1. 6k (which i know reasonably well) is delightful and although it was clearly written with corea in mind, it would've sounded great with crispell too. did it get revived? any ideas?

2. 6j (which i have never fully replayed) is a long one, long and complex and multipartite, and i really wasn't paying any sort of attention not on this occasion. so i have nothing to say about it..!

3. 6a... heh, to think that this was such a "curve ball" on the session, beyond my capacity to classify correctly at the time, couldn't even follow it clearly at first. i mean, why? but then i have heard and heard it, since then, in any number of different versions, this being for years a core canon piece in live contexts. but none are necessarily better than this one, which i've heard the most times also... it was playlisted of course, back in the day (that database long since corrupted alas)

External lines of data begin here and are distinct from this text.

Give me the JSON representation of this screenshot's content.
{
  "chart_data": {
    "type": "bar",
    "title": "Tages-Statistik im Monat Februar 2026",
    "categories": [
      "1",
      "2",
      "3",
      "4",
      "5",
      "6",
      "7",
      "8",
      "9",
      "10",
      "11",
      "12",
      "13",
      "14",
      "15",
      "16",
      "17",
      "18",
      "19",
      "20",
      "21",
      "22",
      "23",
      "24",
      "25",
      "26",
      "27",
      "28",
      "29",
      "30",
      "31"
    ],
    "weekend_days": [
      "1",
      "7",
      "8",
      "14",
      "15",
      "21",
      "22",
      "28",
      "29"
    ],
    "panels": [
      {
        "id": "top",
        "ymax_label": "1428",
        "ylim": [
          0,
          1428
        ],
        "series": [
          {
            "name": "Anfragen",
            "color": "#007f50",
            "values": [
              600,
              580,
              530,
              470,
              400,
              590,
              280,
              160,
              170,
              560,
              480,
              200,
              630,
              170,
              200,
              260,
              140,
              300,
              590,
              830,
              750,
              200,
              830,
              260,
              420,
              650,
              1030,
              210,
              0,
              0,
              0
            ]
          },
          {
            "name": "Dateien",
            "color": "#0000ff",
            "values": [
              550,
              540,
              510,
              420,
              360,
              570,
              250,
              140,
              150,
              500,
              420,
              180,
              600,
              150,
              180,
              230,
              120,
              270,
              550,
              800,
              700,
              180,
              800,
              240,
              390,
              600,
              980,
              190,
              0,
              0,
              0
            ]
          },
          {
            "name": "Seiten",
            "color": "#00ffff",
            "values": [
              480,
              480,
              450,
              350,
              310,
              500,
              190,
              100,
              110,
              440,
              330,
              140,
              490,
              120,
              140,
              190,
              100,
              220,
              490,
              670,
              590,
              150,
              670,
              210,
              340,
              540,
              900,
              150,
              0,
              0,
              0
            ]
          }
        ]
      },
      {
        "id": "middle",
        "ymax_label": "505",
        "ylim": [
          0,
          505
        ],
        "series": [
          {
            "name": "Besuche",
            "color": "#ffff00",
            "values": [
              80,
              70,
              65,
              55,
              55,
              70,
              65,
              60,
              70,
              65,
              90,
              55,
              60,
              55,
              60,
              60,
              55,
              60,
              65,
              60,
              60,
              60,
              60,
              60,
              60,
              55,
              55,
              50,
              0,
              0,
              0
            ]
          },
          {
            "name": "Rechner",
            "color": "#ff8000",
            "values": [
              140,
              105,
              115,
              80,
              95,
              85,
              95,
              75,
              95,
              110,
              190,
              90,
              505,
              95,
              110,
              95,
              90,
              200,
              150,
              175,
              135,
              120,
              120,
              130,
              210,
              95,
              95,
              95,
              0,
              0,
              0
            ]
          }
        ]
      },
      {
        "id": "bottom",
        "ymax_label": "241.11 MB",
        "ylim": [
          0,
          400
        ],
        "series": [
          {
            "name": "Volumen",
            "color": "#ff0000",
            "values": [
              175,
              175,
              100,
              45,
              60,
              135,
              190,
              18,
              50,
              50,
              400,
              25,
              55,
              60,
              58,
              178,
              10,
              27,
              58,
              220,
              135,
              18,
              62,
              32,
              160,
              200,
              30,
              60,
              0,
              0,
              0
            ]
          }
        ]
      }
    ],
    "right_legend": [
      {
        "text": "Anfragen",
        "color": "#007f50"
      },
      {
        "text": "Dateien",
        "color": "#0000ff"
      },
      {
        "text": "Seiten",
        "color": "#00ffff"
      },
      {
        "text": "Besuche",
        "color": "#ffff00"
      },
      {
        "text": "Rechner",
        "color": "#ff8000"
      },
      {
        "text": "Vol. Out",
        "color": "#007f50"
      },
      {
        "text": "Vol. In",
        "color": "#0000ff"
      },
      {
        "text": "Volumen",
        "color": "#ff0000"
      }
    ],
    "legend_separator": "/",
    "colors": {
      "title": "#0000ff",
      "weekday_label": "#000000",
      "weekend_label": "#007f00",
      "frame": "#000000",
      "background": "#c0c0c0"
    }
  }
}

4. i deliberately backed off a discreet distance this time from the mighty comp. 22 - fireworks and all - remembering how emotionally rending it can be if lived bar-by-bar - which i managed in the session and vividly recall even now... much of it still came through, and some of the later sections still sounded very violent and traumatic even without the "ear-lenses" on... man, it's weird now to hear b. playing soprano as such, they were getting that one wrong for years to come on album sleeves (and many of my references to soprano playing in early braxtothon entries will be accordingly incorrect i would guess), but in this case it really is soprano sax, only four times, as specified. now... hmmm, could we not get this piece replayed with some other guys before it's all too late../ messrs. parker and coxhill spring to mind of course... perhaps mr rothenberg... if none of the other south chicago alumni... perhaps one version without and one entirely with those guys? let's not forget, the pages can be arranged in any order so it would never sound the same twice... c'mon, let's see if we can't get something like that off the ground... extraordinary possibilities in this extremely beautiful piece, and with enough focussed attention the spectre of steve lacy would surely bless and attend {{{***}}}

* see comments

1 comment:

centrifuge said...

1. back in the day, i used to put * next to the opus numbers to indicate that the system itself was not yet in use. the piece would ONLY have been known if at all by its diagram. i eventually abandoned this convention as you can see :)

2. the hell shd i know? heh (instinct says it probably *isn't* unique)

3. there is actual catholic programming in my family... so, if i've used their expressions before on this blog i don't wish to use them again! not without a "deliberate typo" to let you know i don't buy into it. disclaimer over ;-)

4. he didn;pt say best album as such. what he did say, see for yourself but it boils down to the same thing.